CHEGAVA A SER COMOVENTE

Na época em que a minha família morou na cidade de Cachoeiro de Itapemirim, no glorioso Estado do Espírito Santo, onde tive a boa fortuna de nascer, durante alguns anos o meu pai foi proprietário de uma pequena empresa de construção civil e terraplenagem. Em razão disto, além dos operadores de máquinas, motoristas, mecânicos e auxiliares, ele teve, a seu serviço, um ajudante de tratorista que se chamava Zé Silva.

            Era um pretinho desses de pequena estatura, esbelto e com uns olhos negros que nem jabuticaba, apressado no cumprimento das ordens, ainda que um tanto atrapalhado, tal a sua vontade de dar cabo das tarefas que lhe eram determinadas.

            Embora meus irmãos e eu fôssemos apenas crianças naquela época, vendo à distância e depois de tanto tempo, posso avaliar que ele não deveria ter mais do que uns vinte ou vinte e poucos anos. Mas o fato é que, por suas tiradas, perguntas, respostas e reações, o Zé Silva acabou se transformando num tipo meio folclórico, nas lembranças de todos nós.
            O meu pai sempre foi muito cauteloso, com quem trabalhava para ele, no sentido de não deixar que o empregado se descontrolasse com as próprias finanças. Talvez, porque soubesse que um trabalhador atormentado por dívidas e compromissos, não consegue se concentrar no trabalho e nem ser totalmente produtivo. Assim, mantinha um rigoroso controle sobre os "vales" e "adiantamentos" concedidos, para que o empregando não chegasse ao final do mês sem algum saldo de salário que, lhe garantisse o pagamento das contas no armazém, açougue ou padaria.

            Deu-se, porém, que num sábado, dia em que fazia o pagamento aos empregados, apresentou-se muito arrumado, para o recebimento da quinzena, o Zé Silva, que, sem nenhuma pressa aparente, foi deixando que os outros fossem pagos primeiro. Ficou para o final da fila e, ao entrar no escritório, depois de receber e conferir o conteúdo do seu envelope, um pouco hesitante, perguntou ao meu pai:
            — Seu João, será que o senhor podia me adiantar um dinheiro do próximo pagamento?
            Preocupado que ele pudesse estar metendo os pés pelas mãos, o patrão quis saber:
            — E para quê você precisa de mais dinheiro, Zé Silva? Não está acabando de receber o seu pagamento?
            Um pouco envergonhado, o pretinho baixou aqueles olhos de jabuticaba até o chão e explicou:
            — É que eu namoro uma moça aí e como "aconteceram umas coisas", eu estou precisando "limpá o meu caráte".
            Como para um bom entendedor meia palavra basta, o meu pai só fez perguntar:
           — E de quanto você precisa para "limpar o seu caráter", Zé?
            — De uns cem cruzeiros, seu João.
            No dinheiro de hoje, eu não saberia mais fazer a conversão, mas era bem pouco, pelo que me lembro, quando ouvi esta história pela primeira vez. Algo como uns trezentos reais, se tanto, na moeda de agora. E, claro, o pedido do Zé Silva foi atendido.

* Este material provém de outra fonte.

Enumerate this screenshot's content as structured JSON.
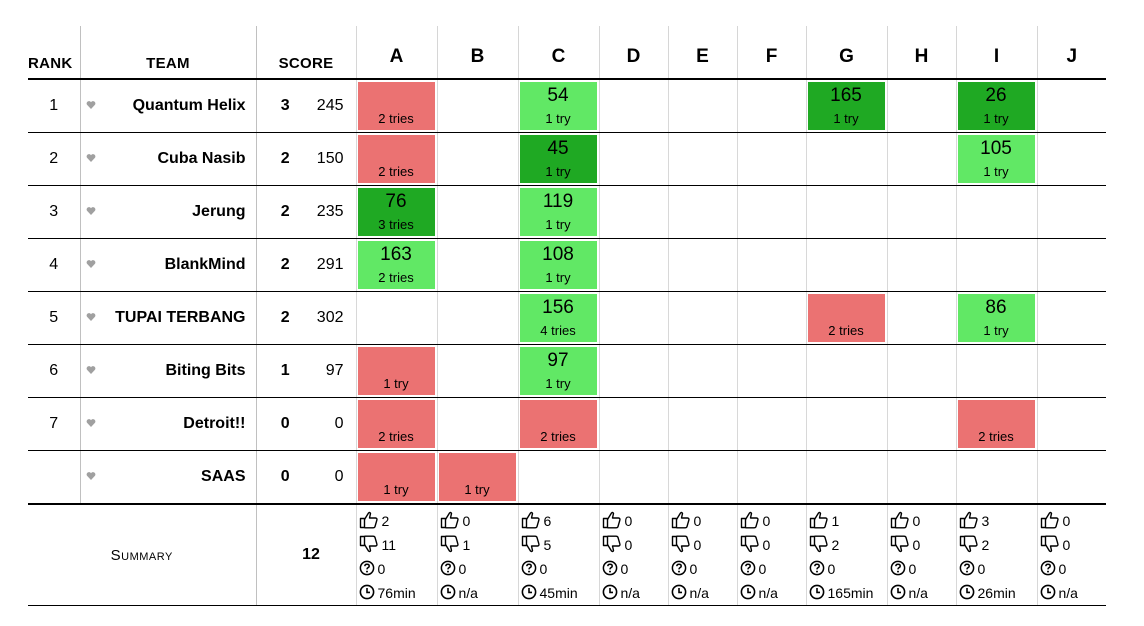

            Tantos anos depois, quando me lembro do episódio, duas coisas me ocorrem. A primeira é que há muito caráter sujo por aí que não há dinheiro do mundo que limpe. E a segunda, sobre aquele ajudante de tratorista, é que o caráter dele era tão fácil de se limpar, que até chegava a ser comovente, pela humildade de sua dimensão.